The two types of work are presented separately across the exhibition spaces at the gallery, connected by a single small screenprint The Mirror, an unsettling image of a pit of rattlesnakes in Texas, used as a rhythmic, non-lineal pivot between the two zones of visual syntax. The title of the show Blue Roan is Romany slang, an expression passed down from his maternal grandfather. ‘Blue Roan’ can describe a combination of two separate parts, together as one or as Ifill puts it: “Non place as place. A name for the nameless. Neither here, nor there, but somewhere”. The exhibition as a whole is Ifill’s celebration of the photograph in its own right, but also his consideration how far he might push a photograph as an object.
At the core of Ifill’s practice is photography; a medium that – despite the complications of the medium in our contemporary moment – still offers him a form of proof, certainty, recordkeeping. He works mainly in 35mm, originating in a disposable supermarket camera he discovered as a teenager: “Just about affordable and not much more to develop… I can remember it feeling like a light had been switched on the first time I got a roll developed and kept one of these small cameras with me at all times, snapping away at whatever life flew by. Nothing in particular.”

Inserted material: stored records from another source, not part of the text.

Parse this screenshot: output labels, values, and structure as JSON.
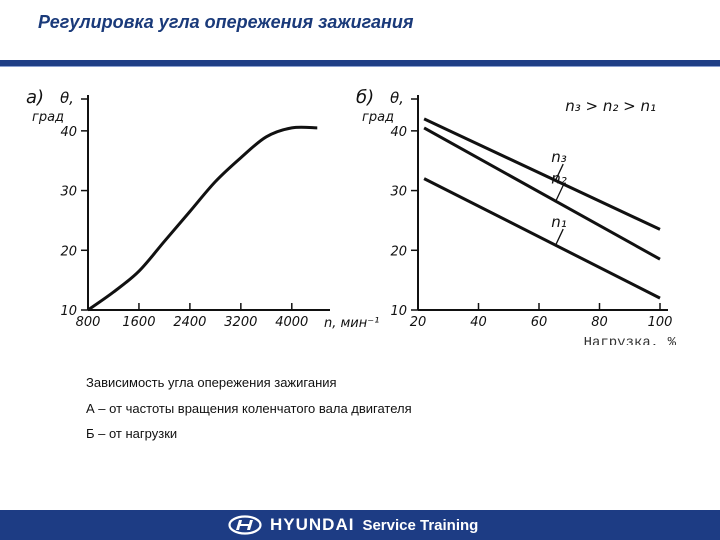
{
  "slide": {
    "title": "Регулировка угла опережения зажигания",
    "brand": "HYUNDAI",
    "brand_sub": "Service Training",
    "colors": {
      "header_rule": "#1f3f86",
      "footer": "#1d3c84",
      "title": "#1a3a7a"
    }
  },
  "caption": {
    "line1": "Зависимость угла опережения зажигания",
    "line2": "А – от частоты вращения коленчатого вала двигателя",
    "line3": "Б – от нагрузки"
  },
  "chart_data": [
    {
      "type": "line",
      "panel_label": "а)",
      "ylabel": "θ, град",
      "xlabel": "n, мин⁻¹",
      "x_ticks": [
        "800",
        "1600",
        "2400",
        "3200",
        "4000"
      ],
      "y_ticks": [
        "10",
        "20",
        "30",
        "40"
      ],
      "xlim": [
        800,
        4600
      ],
      "ylim": [
        10,
        45
      ],
      "series": [
        {
          "x": [
            800,
            1200,
            1600,
            2000,
            2400,
            2800,
            3200,
            3600,
            4000,
            4400
          ],
          "y": [
            10,
            13,
            16.5,
            21.5,
            26.5,
            31.5,
            35.5,
            39,
            40.5,
            40.5
          ]
        }
      ]
    },
    {
      "type": "line",
      "panel_label": "б)",
      "ylabel": "θ, град",
      "xlabel": "Нагрузка, %",
      "annotation": "n₃ > n₂ > n₁",
      "x_ticks": [
        "20",
        "40",
        "60",
        "80",
        "100"
      ],
      "y_ticks": [
        "10",
        "20",
        "30",
        "40"
      ],
      "xlim": [
        20,
        100
      ],
      "ylim": [
        10,
        45
      ],
      "series": [
        {
          "name": "n₃",
          "x": [
            22,
            100
          ],
          "y": [
            42,
            23.5
          ]
        },
        {
          "name": "n₂",
          "x": [
            22,
            100
          ],
          "y": [
            40.5,
            18.5
          ]
        },
        {
          "name": "n₁",
          "x": [
            22,
            100
          ],
          "y": [
            32,
            12
          ]
        }
      ]
    }
  ]
}
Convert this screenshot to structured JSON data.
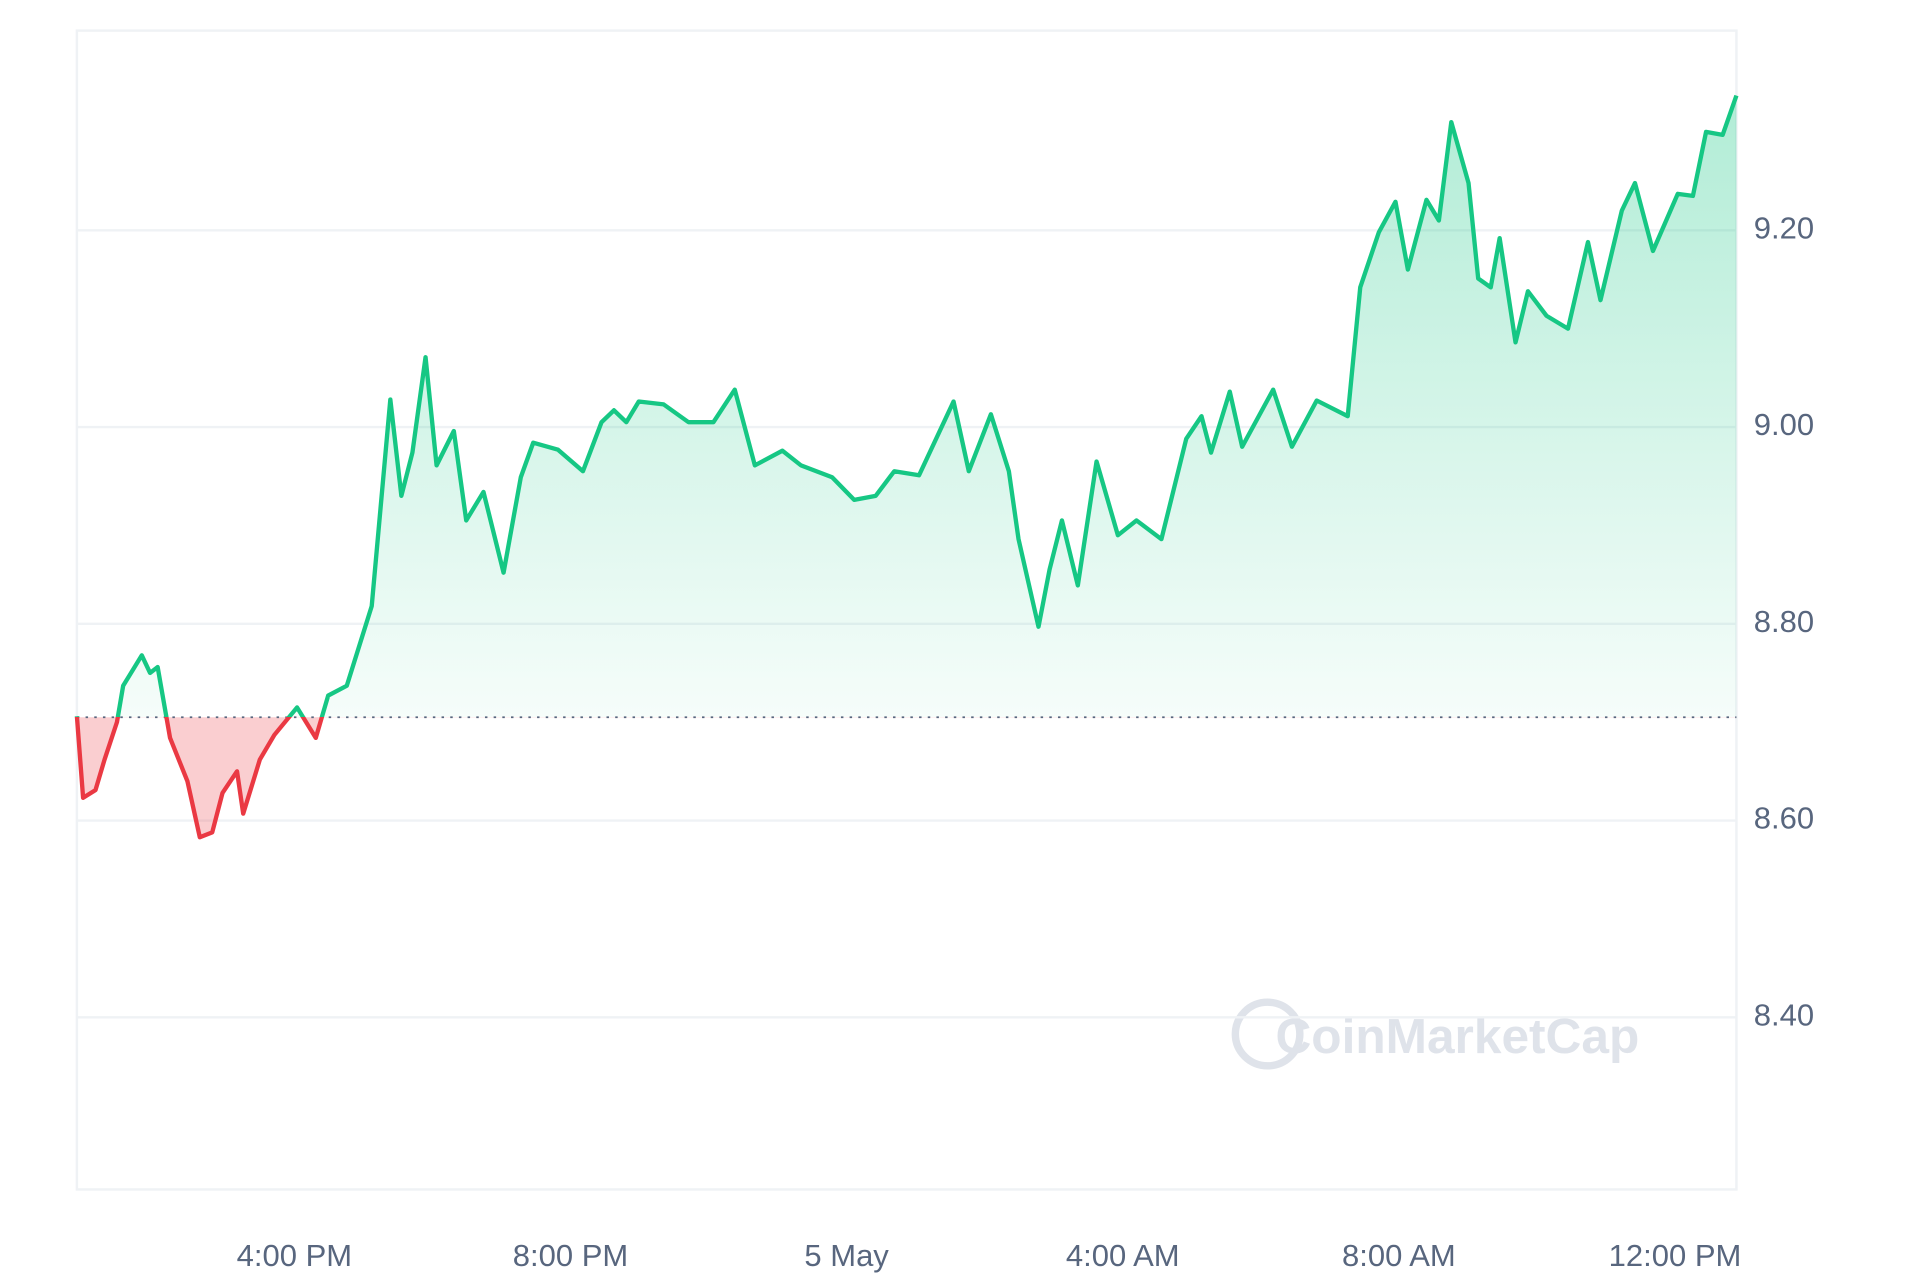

Ifill’s subjects, and the places in which he makes his work are impossible to pin down, classify or gather together in a linear way, although his images always capture and contain decisive moments, giving much of his work a diaristic quality; they seem to ask us to to see more, feel more, learn more. Blue Roan could be seen as a collection of Ifill’s one-word stories. The titles of the individual works act simply as signposts to singular images that are visual proof that not everything that can be shown can be said, and that in the world of images the busy world of words is hushed and must find pause.